Sometimes a visa applicant’s profile may be the reason for the US visa denial. While each case is decided on its own merits we find based on the calls we receive at our office that there are common characteristics to those who are refused a visa on the basis of INA 214(b) such as:

  • a non-British student studying in the UK on a British student visa;
  • a non-British worker who has is living in the UK on a British work visa who has only recently moved to the UK;
  • a British national of working age with no employment or works on a freelance basis;
  • a British national who wishes to invest in a US business; and
  • a British student who wishes to travel in the US for more than three months or to get to know their US citizenship boyfriend or girlfriend better.

These kinds of applicants are at risk of being denied because they haven’t established themselves well enough in the UK yet or it may appear that they are in fact applying for the wrong visa category.

Can I appeal? No, but time may heal all.

A non-US citizen does not have a right to appeal the denial of a US visa. The only remedy is to reapply. In general, if a person reapplies for a visa within six months or a year of a US visa denial, it is unlikely that the he or she will be able to show that anything has changed in their circumstances to make a Consular Officer approve the visitor visa.

With time you may become more established in the country where you live or your circumstances may change so that you may qualify for another type of visa.

The Consular Officer didn’t look at any of my documents!

While as an attorney I’m unable to accompany applicants when they apply for visas at the US Embassy in London I often hear reports that the applicant was not asked for or able to provide documents demonstrating their ties to their home country. The reason for this is that the Consular Officer makes his or her final decision primarily on the information submitted on the DS-160 visa application form and the verbal interview with the visa applicant. If the Consular Officer believes the applicant does not have enough ties in his or her home country, may have a US citizen boyfriend or girlfriend in the US, wants to work in the US no amount of documents will change the Consular Officers mind.

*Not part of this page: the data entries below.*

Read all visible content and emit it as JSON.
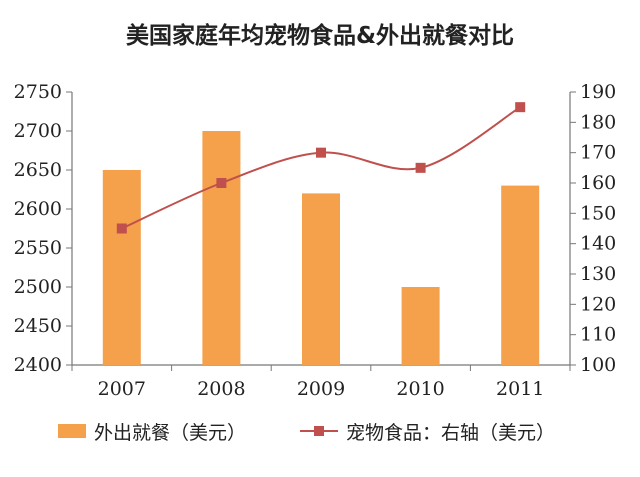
{
  "chart_data": {
    "type": "bar+line",
    "title": "美国家庭年均宠物食品&外出就餐对比",
    "categories": [
      "2007",
      "2008",
      "2009",
      "2010",
      "2011"
    ],
    "series": [
      {
        "name": "外出就餐（美元）",
        "type": "bar",
        "axis": "left",
        "values": [
          2650,
          2700,
          2620,
          2500,
          2630
        ],
        "color": "#F5A04A"
      },
      {
        "name": "宠物食品：右轴（美元）",
        "type": "line",
        "axis": "right",
        "values": [
          145,
          160,
          170,
          165,
          185
        ],
        "color": "#C0504D"
      }
    ],
    "y_left": {
      "min": 2400,
      "max": 2750,
      "step": 50,
      "ticks": [
        "2400",
        "2450",
        "2500",
        "2550",
        "2600",
        "2650",
        "2700",
        "2750"
      ]
    },
    "y_right": {
      "min": 100,
      "max": 190,
      "step": 10,
      "ticks": [
        "100",
        "110",
        "120",
        "130",
        "140",
        "150",
        "160",
        "170",
        "180",
        "190"
      ]
    },
    "grid": false,
    "legend_position": "bottom"
  }
}
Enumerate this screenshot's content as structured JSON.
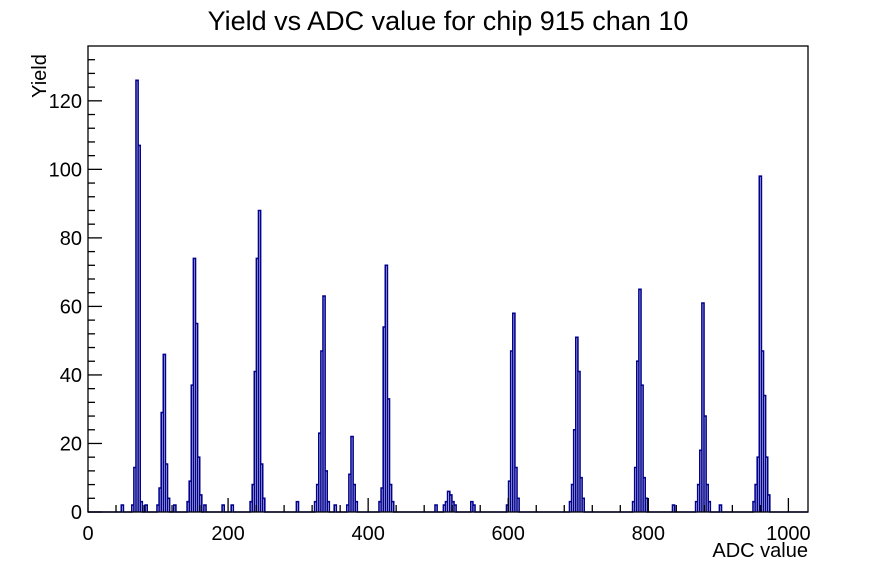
{
  "window": {
    "title": "Yield vs ADC value for chip 915 chan 10"
  },
  "chart_data": {
    "type": "bar",
    "title": "Yield vs ADC value for chip 915 chan 10",
    "xlabel": "ADC value",
    "ylabel": "Yield",
    "xlim": [
      0,
      1028
    ],
    "ylim": [
      0,
      136
    ],
    "x_major_ticks": [
      0,
      200,
      400,
      600,
      800,
      1000
    ],
    "x_minor_step": 40,
    "y_major_ticks": [
      0,
      20,
      40,
      60,
      80,
      100,
      120
    ],
    "y_minor_step": 4,
    "bin_width": 3,
    "grid": false,
    "legend_position": "none",
    "line_color": "#02028e",
    "axis_color": "#000000",
    "background_color": "#ffffff",
    "points": [
      [
        49,
        2
      ],
      [
        64,
        2
      ],
      [
        67,
        13
      ],
      [
        70,
        126
      ],
      [
        73,
        107
      ],
      [
        76,
        3
      ],
      [
        83,
        2
      ],
      [
        100,
        2
      ],
      [
        103,
        7
      ],
      [
        106,
        29
      ],
      [
        109,
        46
      ],
      [
        112,
        14
      ],
      [
        115,
        4
      ],
      [
        124,
        2
      ],
      [
        143,
        3
      ],
      [
        146,
        9
      ],
      [
        149,
        37
      ],
      [
        152,
        74
      ],
      [
        155,
        55
      ],
      [
        158,
        16
      ],
      [
        161,
        5
      ],
      [
        167,
        2
      ],
      [
        193,
        2
      ],
      [
        206,
        2
      ],
      [
        233,
        3
      ],
      [
        236,
        8
      ],
      [
        239,
        41
      ],
      [
        242,
        74
      ],
      [
        245,
        88
      ],
      [
        248,
        14
      ],
      [
        251,
        4
      ],
      [
        299,
        3
      ],
      [
        325,
        3
      ],
      [
        328,
        8
      ],
      [
        331,
        23
      ],
      [
        334,
        47
      ],
      [
        337,
        63
      ],
      [
        340,
        12
      ],
      [
        343,
        3
      ],
      [
        353,
        2
      ],
      [
        371,
        2
      ],
      [
        374,
        11
      ],
      [
        377,
        22
      ],
      [
        380,
        8
      ],
      [
        383,
        3
      ],
      [
        417,
        3
      ],
      [
        420,
        7
      ],
      [
        423,
        54
      ],
      [
        426,
        72
      ],
      [
        429,
        33
      ],
      [
        432,
        8
      ],
      [
        435,
        3
      ],
      [
        497,
        2
      ],
      [
        509,
        2
      ],
      [
        512,
        3
      ],
      [
        515,
        6
      ],
      [
        518,
        5
      ],
      [
        521,
        3
      ],
      [
        524,
        2
      ],
      [
        548,
        3
      ],
      [
        551,
        2
      ],
      [
        599,
        2
      ],
      [
        602,
        9
      ],
      [
        605,
        47
      ],
      [
        608,
        58
      ],
      [
        611,
        13
      ],
      [
        614,
        4
      ],
      [
        689,
        3
      ],
      [
        692,
        8
      ],
      [
        695,
        24
      ],
      [
        698,
        51
      ],
      [
        701,
        41
      ],
      [
        704,
        10
      ],
      [
        707,
        4
      ],
      [
        779,
        3
      ],
      [
        782,
        13
      ],
      [
        785,
        44
      ],
      [
        788,
        65
      ],
      [
        791,
        37
      ],
      [
        794,
        10
      ],
      [
        797,
        4
      ],
      [
        836,
        2
      ],
      [
        869,
        3
      ],
      [
        872,
        8
      ],
      [
        875,
        18
      ],
      [
        878,
        61
      ],
      [
        881,
        28
      ],
      [
        884,
        8
      ],
      [
        887,
        3
      ],
      [
        903,
        2
      ],
      [
        951,
        3
      ],
      [
        954,
        8
      ],
      [
        957,
        16
      ],
      [
        960,
        98
      ],
      [
        963,
        47
      ],
      [
        966,
        34
      ],
      [
        969,
        16
      ],
      [
        972,
        5
      ]
    ]
  }
}
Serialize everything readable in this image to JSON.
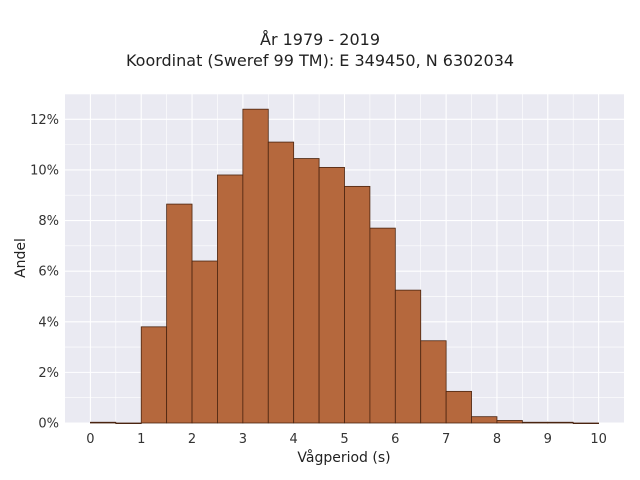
{
  "chart_data": {
    "type": "bar",
    "title_lines": [
      "År 1979 - 2019",
      "Koordinat (Sweref 99 TM): E 349450, N 6302034"
    ],
    "xlabel": "Vågperiod (s)",
    "ylabel": "Andel",
    "bin_width": 0.5,
    "bins": [
      {
        "start": 0.0,
        "value": 0.03
      },
      {
        "start": 0.5,
        "value": 0.0
      },
      {
        "start": 1.0,
        "value": 3.8
      },
      {
        "start": 1.5,
        "value": 8.65
      },
      {
        "start": 2.0,
        "value": 6.4
      },
      {
        "start": 2.5,
        "value": 9.8
      },
      {
        "start": 3.0,
        "value": 12.4
      },
      {
        "start": 3.5,
        "value": 11.1
      },
      {
        "start": 4.0,
        "value": 10.45
      },
      {
        "start": 4.5,
        "value": 10.1
      },
      {
        "start": 5.0,
        "value": 9.35
      },
      {
        "start": 5.5,
        "value": 7.7
      },
      {
        "start": 6.0,
        "value": 5.25
      },
      {
        "start": 6.5,
        "value": 3.25
      },
      {
        "start": 7.0,
        "value": 1.25
      },
      {
        "start": 7.5,
        "value": 0.25
      },
      {
        "start": 8.0,
        "value": 0.1
      },
      {
        "start": 8.5,
        "value": 0.03
      },
      {
        "start": 9.0,
        "value": 0.03
      },
      {
        "start": 9.5,
        "value": 0.0
      }
    ],
    "x_ticks": [
      "0",
      "1",
      "2",
      "3",
      "4",
      "5",
      "6",
      "7",
      "8",
      "9",
      "10"
    ],
    "y_ticks": [
      "0%",
      "2%",
      "4%",
      "6%",
      "8%",
      "10%",
      "12%"
    ],
    "xlim": [
      -0.5,
      10.5
    ],
    "ylim": [
      0,
      13
    ],
    "grid": true,
    "colors": {
      "bar_fill": "#b5683d",
      "bar_edge": "#4a2410",
      "plot_bg": "#eaeaf2",
      "grid": "#ffffff"
    }
  }
}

How can the US Visa Solutions help?

Most of the time I need to be brutally honest and tell you to not reapply at this time and just wait until enough time has passed (ie more than six months) to show that you have enough ties to your home country. I will also assess your case to see if the case was wrongly denied but this is very rare and often impossible because the decision was based on the discretion of the Consular Officer.

If after we have an initial chat I discover there may be something in your situation that would qualify you for another type of visa, then we can meet for a consultation to discuss alternative visa options that may be more appropriate for what you want to do in the US.

Please note this blog is for information purposes only.